Summary
3D blocking, often called greyboxing, is the practice of building a playable level from simple shapes before making final art. The aim is to answer design questions quickly: can the player move through the space, read the goal, understand scale, use the camera, and interact with the intended objects?
In a student project, a good greybox is more valuable than a beautiful but untested room. It protects the team from spending art time on a layout that does not yet work.
Key ideas
- Playable scale first. Doorways, corridors, platforms, cover and jumps must fit the player controller before art detail matters.
- Route clarity. The player should understand where they can go and what the next goal is.
- Camera checks. A space that looks clear in Scene view can fail in the game camera.
- Collision checks. Floors, walls, stairs and ramps should be tested with the real player object as soon as possible.
- Cheap iteration. Move cubes and ProBuilder shapes while the design is still flexible.
- Intentional labels. Temporary colours can mark safe path, danger, goal, locked door, reward and player start.
In practice
Basic Unity workflow
- Choose a simple scene goal, such as collect three objects and reach an exit.
- Create a floor, walls and main route from cubes or ProBuilder shapes.
- Turn on grid snapping so dimensions stay regular.
- Add a player-sized reference object, such as a capsule.
- Place a camera and test from the game view.
- Add temporary materials for route, danger, reward and blocked paths.
- Add simple colliders and run through the scene in Play mode.
- Move, resize or delete shapes until the space works.
- Only then replace key shapes with imported props or final art.
Unity’s ProBuilder material supports this workflow directly. Unity Learn teaches basic shapes, snapping, pivots, real-size checks and a level-design challenge as early ProBuilder tasks (Unity Technologies, Build Basic Shapes, see source-unity-probuilder-greyboxing). The package documentation also describes the Shape Tool as a way to create new ProBuilder meshes from common primitives such as cubes, cylinders, arches and stairs (Unity Technologies, ProBuilder Shape Tool, see source-unity-probuilder-greyboxing).
What to measure
| Area | Beginner check |
|---|---|
| Door height | player passes through without camera clipping |
| Corridor width | player can turn without snagging |
| Stair height | player controller can climb or step smoothly |
| Platform gap | jump or movement ability matches the intended challenge |
| Cover size | player can understand what blocks sight or bullets |
| Goal visibility | goal appears in the game camera within the intended time |
What to leave rough
Do not model final props, decoration, bevels, decals, complex textures or polished lighting during the first blockout. Use temporary labels and materials instead. The greybox should make the design legible enough to test, not pretty enough to ship.
Evidence
Villar’s 3D pipeline argues that preproduction is the stage where project purpose, design and planning are worked out before production becomes expensive (Villar, Learning Blender, see source-learning-blender). Greyboxing applies that same principle to a playable Unity space.

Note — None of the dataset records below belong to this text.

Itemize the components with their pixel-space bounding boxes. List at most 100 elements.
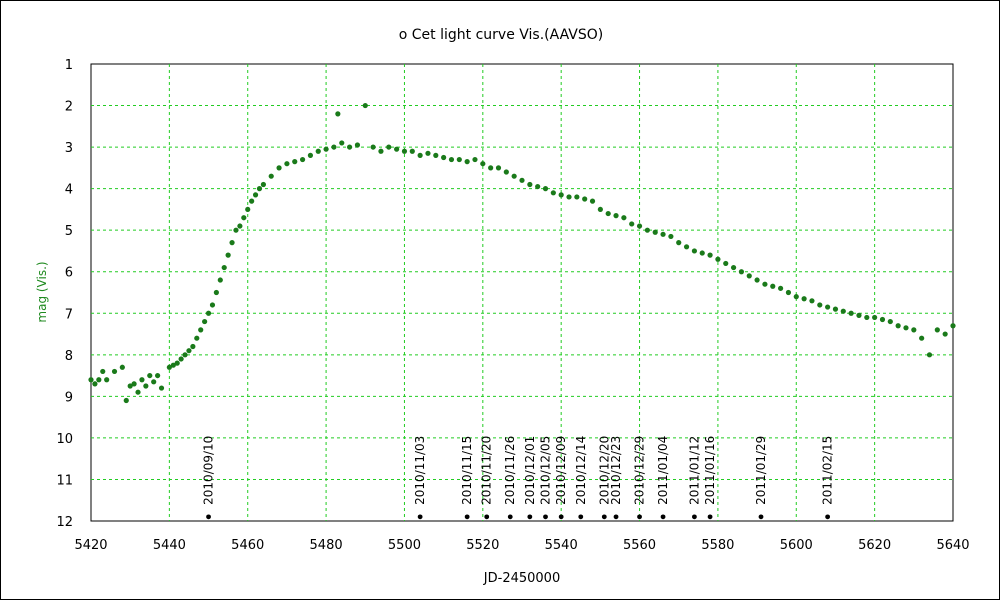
data-point	[472, 156, 478, 163]
y-tick-label: 9	[65, 390, 73, 405]
data-point	[233, 227, 239, 233]
y-tick-label: 4	[65, 183, 73, 198]
date-marker-dot	[484, 514, 490, 520]
x-tick-label: 5460	[231, 538, 264, 553]
data-point	[268, 173, 274, 179]
date-marker-dot	[507, 514, 513, 520]
data-point	[143, 383, 149, 389]
data-point	[715, 256, 721, 262]
data-point	[409, 148, 415, 154]
data-point	[299, 156, 306, 163]
data-point	[135, 389, 141, 395]
date-marker-label: 2010/11/26	[503, 436, 517, 505]
y-tick-label: 6	[65, 266, 73, 281]
data-point	[170, 362, 176, 368]
data-point	[926, 352, 933, 358]
data-point	[194, 335, 200, 341]
date-marker-label: 2010/12/01	[523, 436, 537, 505]
data-point	[848, 310, 854, 316]
x-tick-label: 5520	[466, 538, 499, 553]
data-point	[155, 372, 161, 379]
data-point	[856, 312, 862, 318]
date-marker-label: 2011/01/16	[703, 436, 717, 505]
data-point	[158, 385, 165, 391]
data-point	[636, 223, 643, 229]
y-tick-label: 1	[65, 58, 73, 73]
date-marker-dot	[417, 514, 423, 520]
data-point	[96, 377, 102, 383]
data-point	[950, 323, 956, 329]
data-point	[785, 289, 792, 296]
data-point	[127, 383, 133, 389]
x-tick-label: 5620	[858, 538, 891, 553]
data-point	[464, 159, 470, 165]
data-point	[511, 173, 517, 179]
date-markers: 2010/09/10 2010/11/03 2010/11/15 2010/11/20…	[202, 436, 835, 520]
data-point	[762, 281, 768, 287]
data-point	[292, 159, 298, 165]
data-point	[613, 213, 619, 219]
data-point	[209, 302, 216, 308]
data-point	[488, 165, 494, 171]
data-point	[241, 215, 247, 221]
data-point	[699, 250, 705, 256]
y-tick-label: 8	[65, 349, 73, 364]
data-point	[448, 156, 455, 163]
data-point	[331, 144, 337, 150]
x-tick-label: 5500	[388, 538, 421, 553]
data-point	[934, 327, 940, 333]
chart-title: o Cet light curve Vis.(AAVSO)	[399, 27, 603, 43]
data-point	[809, 298, 815, 304]
data-point	[605, 210, 611, 217]
date-marker-label: 2010/11/03	[413, 436, 427, 505]
data-point	[354, 142, 361, 148]
data-point	[793, 294, 799, 300]
x-tick-label: 5560	[623, 538, 656, 553]
data-point	[817, 302, 823, 308]
x-tick-label: 5600	[780, 538, 813, 553]
data-point	[550, 190, 556, 196]
y-axis-label: mag (Vis.)	[35, 261, 49, 322]
data-point	[119, 364, 125, 370]
data-point	[425, 150, 431, 156]
data-point	[378, 148, 384, 154]
x-tick-label: 5480	[310, 538, 343, 553]
data-point	[182, 352, 188, 358]
data-point	[213, 289, 219, 296]
date-marker-label: 2010/12/14	[574, 436, 588, 505]
y-tick-label: 12	[56, 515, 73, 530]
data-point	[100, 368, 106, 375]
y-tick-label: 3	[65, 141, 73, 156]
date-marker-dot	[660, 514, 666, 520]
date-marker-label: 2010/12/29	[633, 436, 647, 505]
data-point	[754, 277, 760, 283]
y-tick-label: 7	[65, 307, 73, 322]
data-point	[225, 252, 231, 258]
data-point	[205, 310, 212, 316]
x-tick-labels: 5420 5440 5460 5480 5500 5520 5540 5560 5580 5600…	[74, 538, 969, 553]
data-point	[386, 144, 392, 150]
data-point	[339, 140, 345, 146]
data-point	[652, 229, 658, 235]
data-point	[840, 308, 846, 314]
x-tick-label: 5540	[545, 538, 578, 553]
data-point	[535, 183, 541, 190]
data-point	[441, 154, 447, 161]
date-marker-dot	[464, 514, 470, 520]
data-point	[911, 327, 917, 333]
data-point	[370, 144, 376, 150]
data-point	[190, 343, 196, 350]
data-point	[252, 192, 259, 198]
data-point	[104, 377, 110, 383]
y-tick-label: 2	[65, 100, 73, 115]
data-point	[276, 165, 282, 171]
date-marker-dot	[527, 514, 533, 520]
data-point	[558, 192, 564, 198]
data-point	[629, 221, 635, 227]
data-point	[503, 169, 509, 175]
date-marker-label: 2011/01/29	[754, 436, 768, 505]
data-point	[903, 325, 909, 331]
data-point	[919, 335, 925, 341]
data-point	[347, 144, 353, 150]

Unity’s ProBuilder Shape Tool documentation emphasises primitive shape creation, bounding-box sizing, pivot choice and snapping support (Unity Technologies, ProBuilder Shape Tool, see source-unity-probuilder-greyboxing). These are exactly the controls beginners need when learning to build at a deliberate scale.
Implications
- A blockout is a design argument. It says, “this route, scale and interaction will work.”

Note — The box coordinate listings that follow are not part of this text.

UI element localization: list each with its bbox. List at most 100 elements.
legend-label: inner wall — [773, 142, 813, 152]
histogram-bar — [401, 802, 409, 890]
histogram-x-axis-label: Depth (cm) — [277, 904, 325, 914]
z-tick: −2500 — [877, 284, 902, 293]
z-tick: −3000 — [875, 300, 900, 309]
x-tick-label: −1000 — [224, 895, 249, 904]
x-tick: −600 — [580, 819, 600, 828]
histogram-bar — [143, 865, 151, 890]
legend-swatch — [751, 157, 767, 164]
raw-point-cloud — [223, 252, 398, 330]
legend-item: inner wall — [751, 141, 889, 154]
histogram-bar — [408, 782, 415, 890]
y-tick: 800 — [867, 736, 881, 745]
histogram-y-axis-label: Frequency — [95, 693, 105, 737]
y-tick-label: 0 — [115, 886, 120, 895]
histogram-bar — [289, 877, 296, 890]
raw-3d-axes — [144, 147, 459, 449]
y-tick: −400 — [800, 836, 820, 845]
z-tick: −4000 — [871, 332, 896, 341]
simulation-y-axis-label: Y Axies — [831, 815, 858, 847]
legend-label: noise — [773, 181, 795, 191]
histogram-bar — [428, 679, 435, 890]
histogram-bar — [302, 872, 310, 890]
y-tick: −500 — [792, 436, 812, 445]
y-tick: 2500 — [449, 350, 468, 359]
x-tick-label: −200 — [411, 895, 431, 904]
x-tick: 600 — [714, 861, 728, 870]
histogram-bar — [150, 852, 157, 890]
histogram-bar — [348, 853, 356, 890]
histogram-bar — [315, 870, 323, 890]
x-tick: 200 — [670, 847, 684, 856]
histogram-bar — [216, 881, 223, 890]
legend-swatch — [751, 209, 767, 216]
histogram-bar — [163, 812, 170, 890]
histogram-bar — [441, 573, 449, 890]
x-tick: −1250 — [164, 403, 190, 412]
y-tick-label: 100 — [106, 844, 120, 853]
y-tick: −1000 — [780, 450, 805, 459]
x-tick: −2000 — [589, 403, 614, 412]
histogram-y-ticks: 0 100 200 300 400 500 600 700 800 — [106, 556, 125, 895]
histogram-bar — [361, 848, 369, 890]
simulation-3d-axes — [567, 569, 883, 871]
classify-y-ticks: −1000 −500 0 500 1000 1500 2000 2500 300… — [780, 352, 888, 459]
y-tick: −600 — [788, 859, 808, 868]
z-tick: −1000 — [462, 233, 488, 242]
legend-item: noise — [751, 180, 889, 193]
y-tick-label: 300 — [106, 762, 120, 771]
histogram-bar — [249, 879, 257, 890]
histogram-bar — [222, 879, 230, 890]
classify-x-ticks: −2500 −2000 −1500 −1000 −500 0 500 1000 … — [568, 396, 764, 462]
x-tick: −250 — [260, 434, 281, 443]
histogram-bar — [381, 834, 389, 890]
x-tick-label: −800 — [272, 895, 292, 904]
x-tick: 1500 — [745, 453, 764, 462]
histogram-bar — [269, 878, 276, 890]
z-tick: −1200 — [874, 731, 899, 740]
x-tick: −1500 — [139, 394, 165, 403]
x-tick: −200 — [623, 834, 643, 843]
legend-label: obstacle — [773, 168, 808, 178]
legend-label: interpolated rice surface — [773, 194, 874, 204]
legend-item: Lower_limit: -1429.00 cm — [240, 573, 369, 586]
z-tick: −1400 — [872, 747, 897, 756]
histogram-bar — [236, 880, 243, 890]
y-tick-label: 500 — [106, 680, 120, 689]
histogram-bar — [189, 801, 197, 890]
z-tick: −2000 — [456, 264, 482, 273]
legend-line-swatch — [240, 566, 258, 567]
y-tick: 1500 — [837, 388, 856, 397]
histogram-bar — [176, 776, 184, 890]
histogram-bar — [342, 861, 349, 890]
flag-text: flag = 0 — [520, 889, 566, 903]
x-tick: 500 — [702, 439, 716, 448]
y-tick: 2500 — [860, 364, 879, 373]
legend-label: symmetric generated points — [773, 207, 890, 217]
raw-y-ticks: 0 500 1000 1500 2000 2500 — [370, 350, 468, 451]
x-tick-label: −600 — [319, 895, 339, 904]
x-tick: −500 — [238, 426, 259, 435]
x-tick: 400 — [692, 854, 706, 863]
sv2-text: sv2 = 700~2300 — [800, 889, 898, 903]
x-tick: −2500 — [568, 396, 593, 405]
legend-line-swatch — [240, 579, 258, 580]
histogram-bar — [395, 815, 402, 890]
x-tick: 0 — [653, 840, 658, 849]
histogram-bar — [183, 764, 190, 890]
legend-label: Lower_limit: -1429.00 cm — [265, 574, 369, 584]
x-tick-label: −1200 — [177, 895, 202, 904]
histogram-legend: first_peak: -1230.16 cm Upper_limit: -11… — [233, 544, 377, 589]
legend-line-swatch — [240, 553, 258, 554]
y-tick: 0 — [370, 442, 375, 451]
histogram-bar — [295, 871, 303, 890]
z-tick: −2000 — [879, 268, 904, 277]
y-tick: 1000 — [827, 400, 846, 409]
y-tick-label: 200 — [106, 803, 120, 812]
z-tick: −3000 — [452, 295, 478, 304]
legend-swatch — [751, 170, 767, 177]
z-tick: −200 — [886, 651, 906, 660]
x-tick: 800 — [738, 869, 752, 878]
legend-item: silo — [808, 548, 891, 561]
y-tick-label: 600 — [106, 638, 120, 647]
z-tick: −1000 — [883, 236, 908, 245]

- Final art should answer the greybox, not fight it.
- Lighting and materials can guide players during greybox tests, but should stay simple enough to change quickly.
- A failed greybox is a useful result because it catches a spatial problem before the asset pipeline becomes expensive.
Practice
Build a one-room greybox:
- Add a start point, goal, raised platform and blocked door.

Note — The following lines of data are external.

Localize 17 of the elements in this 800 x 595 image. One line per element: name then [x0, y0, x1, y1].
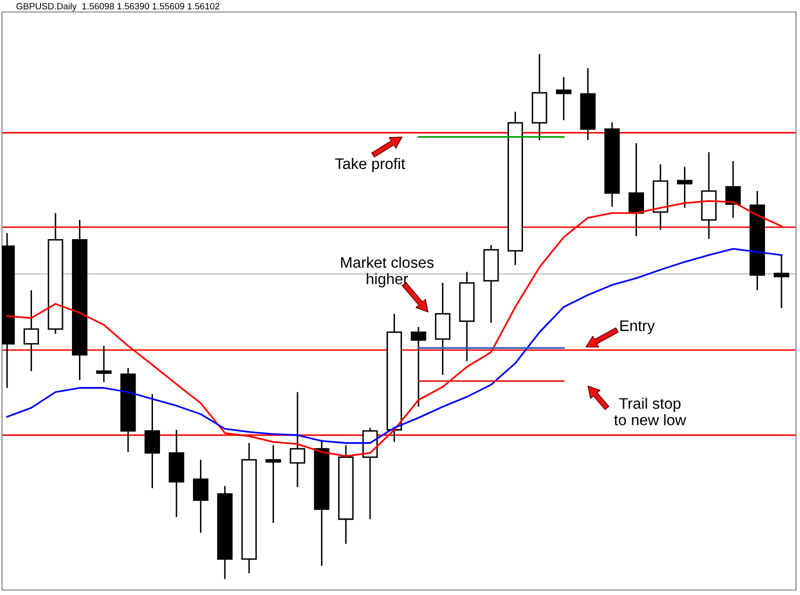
candlestick	[410, 326, 426, 408]
candlestick	[556, 76, 572, 121]
annotation: Entry	[620, 320, 655, 334]
candlestick	[96, 345, 112, 383]
annotation: Market closes higher	[341, 256, 434, 288]
annotation: Trail stop to new low	[614, 398, 686, 426]
candlestick	[676, 166, 692, 209]
chart-title: GBPUSD.Daily 1.56098 1.56390 1.55609 1.56102	[16, 2, 220, 12]
candlestick	[266, 444, 281, 524]
candlestick	[628, 142, 644, 237]
candlestick	[774, 254, 790, 309]
candlestick	[192, 459, 208, 534]
candlestick	[725, 160, 741, 218]
candlestick	[144, 393, 160, 489]
annotation: Take profit	[335, 158, 406, 172]
candlestick	[290, 391, 306, 488]
candlestick	[24, 290, 39, 372]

- Use only cubes, ProBuilder shapes and temporary materials.
- Add one clear route and one optional side route.
- Test in Play mode from the game camera.
- Ask another student to play for one minute without explanation.
- Record three observations: where they looked first, where they hesitated, and where they collided with the space.
Self-test
- What is the main purpose of a greybox?
- Why should greyboxing happen before final art?
- Why is the game camera a better test than Scene view?
- What do grid snapping and dimensions help prevent?
- Which one should be fixed first: a beautiful prop or a doorway the player cannot pass through?
Answers
- The main purpose is to prove scale, movement, route, camera and interaction quickly.
- It is cheaper to move simple shapes than to rebuild final models, textures and lighting.
- The player sees the game camera, so readability must be judged from that view.
- They help prevent inconsistent scale, uneven spacing and accidental layout drift.
- The doorway should be fixed first because playability is blocking the whole space.